|
This is really interesting and something I've been thinking about for a while now. The SEMANTICS[1] doc details what is and isn't supported from a POSIX filesystem API perspective, and this stands out: Write operations (write, writev, pwrite, pwritev) are not currently supported. In the future, Mountpoint for Amazon S3 will support sequential writes, but with some limitations:
Writes will only be supported to new files, and must be done sequentially.
Modifying existing files will not be supported.
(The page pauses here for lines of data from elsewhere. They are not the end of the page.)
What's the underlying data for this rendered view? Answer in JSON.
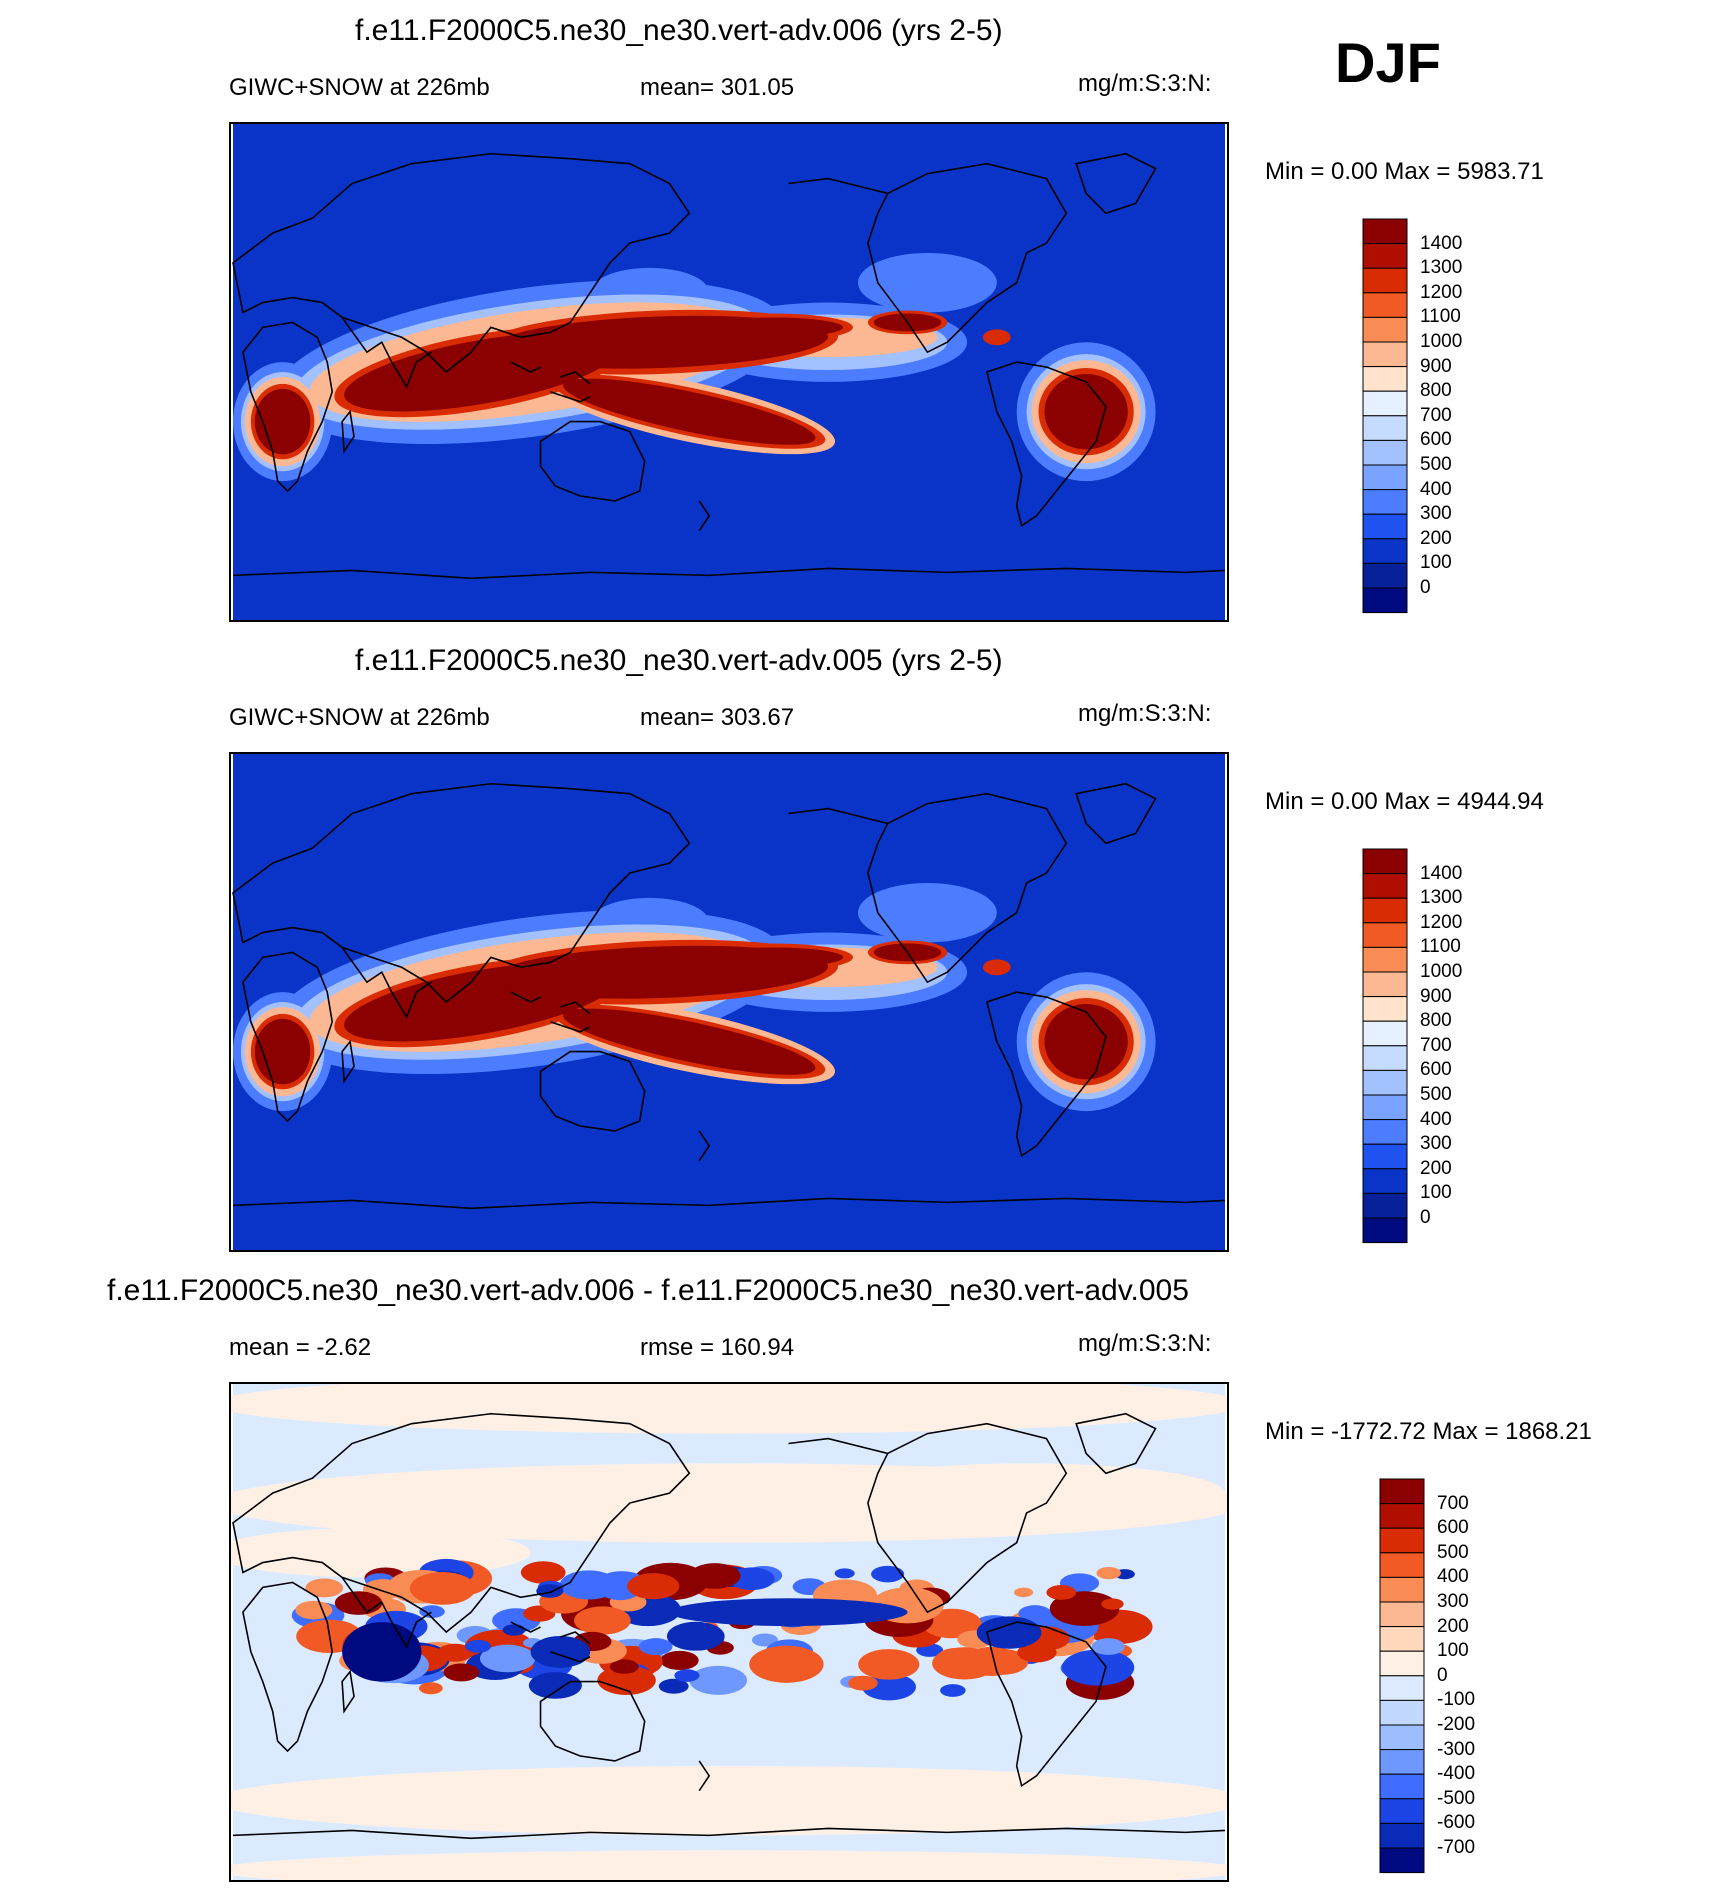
{
  "season": "DJF",
  "panels": [
    {
      "title": "f.e11.F2000C5.ne30_ne30.vert-adv.006 (yrs 2-5)",
      "left_label": "GIWC+SNOW at 226mb",
      "center_label": "mean= 301.05",
      "units": "mg/m:S:3:N:",
      "minmax": "Min =   0.00 Max = 5983.71",
      "colorbar_labels": [
        "1400",
        "1300",
        "1200",
        "1100",
        "1000",
        "900",
        "800",
        "700",
        "600",
        "500",
        "400",
        "300",
        "200",
        "100",
        "0"
      ],
      "colorbar_colors": [
        "#8b0000",
        "#b00f00",
        "#d92c05",
        "#f15a24",
        "#f98b55",
        "#fcb893",
        "#ffe3cc",
        "#e6f1ff",
        "#c6dcff",
        "#a3c1ff",
        "#7aa3ff",
        "#4c7cff",
        "#1f52ef",
        "#0a33c7",
        "#06209a",
        "#000a80"
      ]
    },
    {
      "title": "f.e11.F2000C5.ne30_ne30.vert-adv.005 (yrs 2-5)",
      "left_label": "GIWC+SNOW at 226mb",
      "center_label": "mean= 303.67",
      "units": "mg/m:S:3:N:",
      "minmax": "Min =   0.00 Max = 4944.94",
      "colorbar_labels": [
        "1400",
        "1300",
        "1200",
        "1100",
        "1000",
        "900",
        "800",
        "700",
        "600",
        "500",
        "400",
        "300",
        "200",
        "100",
        "0"
      ],
      "colorbar_colors": [
        "#8b0000",
        "#b00f00",
        "#d92c05",
        "#f15a24",
        "#f98b55",
        "#fcb893",
        "#ffe3cc",
        "#e6f1ff",
        "#c6dcff",
        "#a3c1ff",
        "#7aa3ff",
        "#4c7cff",
        "#1f52ef",
        "#0a33c7",
        "#06209a",
        "#000a80"
      ]
    },
    {
      "title": "f.e11.F2000C5.ne30_ne30.vert-adv.006 - f.e11.F2000C5.ne30_ne30.vert-adv.005",
      "left_label": "mean =  -2.62",
      "center_label": "rmse = 160.94",
      "units": "mg/m:S:3:N:",
      "minmax": "Min = -1772.72 Max = 1868.21",
      "colorbar_labels": [
        "700",
        "600",
        "500",
        "400",
        "300",
        "200",
        "100",
        "0",
        "-100",
        "-200",
        "-300",
        "-400",
        "-500",
        "-600",
        "-700"
      ],
      "colorbar_colors": [
        "#8b0000",
        "#b00f00",
        "#d92c05",
        "#f15a24",
        "#f98b55",
        "#fcb893",
        "#ffd8be",
        "#fff0e6",
        "#dceaff",
        "#c2d8ff",
        "#9dbdff",
        "#6f98ff",
        "#3f6dff",
        "#1d45e6",
        "#0a2bb8",
        "#000a80"
      ]
    }
  ]
}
Truncation will not be supported.
The sequential requirement for writes is the part that I've been mulling over whether or not it's actually required in S3. Last year I discovered that S3 can do transactional I/O via multipart upload[2] operations combined with the CopyObject[3] operation. This should, in theory, allow for out of order writes, existing partial object re-use, and file appends.[1] https://github.com/awslabs/mountpoint-s3/blob/main/doc/SEMAN... [2] https://docs.aws.amazon.com/AmazonS3/latest/userguide/mpuove... [3] https://docs.aws.amazon.com/AmazonS3/latest/API/API_CopyObje... |
What I did is:
1. Create 10000 files, each of 1MB size, so that the total usage is 10GB.
2. Mount each file as a loopback block device using `losetup`.
3. Create a RAID device over the 10000 loopback devices with `mdadm --build --level=linear`. This RAID device appears as a single block device of 10GB size. `--level=linear` means the RAID device is just a concatenation of the underlying devices. `--build` means that mdadm does not store metadata blocks in the devices, unlike `--create` which does. Not only would metadata blocks use up a significant portion of the 1MB device size, but also I don't really need mdadm to "discover" this device automatically, and also the metadata superblock does not support 10000 devices anyway (the max is 2000 IIRC).
4. From here the 10GB block device can be used as any other block device. In my case I created a LUKS device on top of this, then an XFS filesystem on the top of the LUKS device, then that XFS filesystem is my backup directory.
So any modification of files in the XFS layer eventually results in some of the 1MB blocks at the lowest layer being modified, and only those modified 1MB blocks need to be synced to the WebDAV server.
(Note: SI units. 1KB == 1000B, 1MB == 1000KB, 1GB == 1000MB.)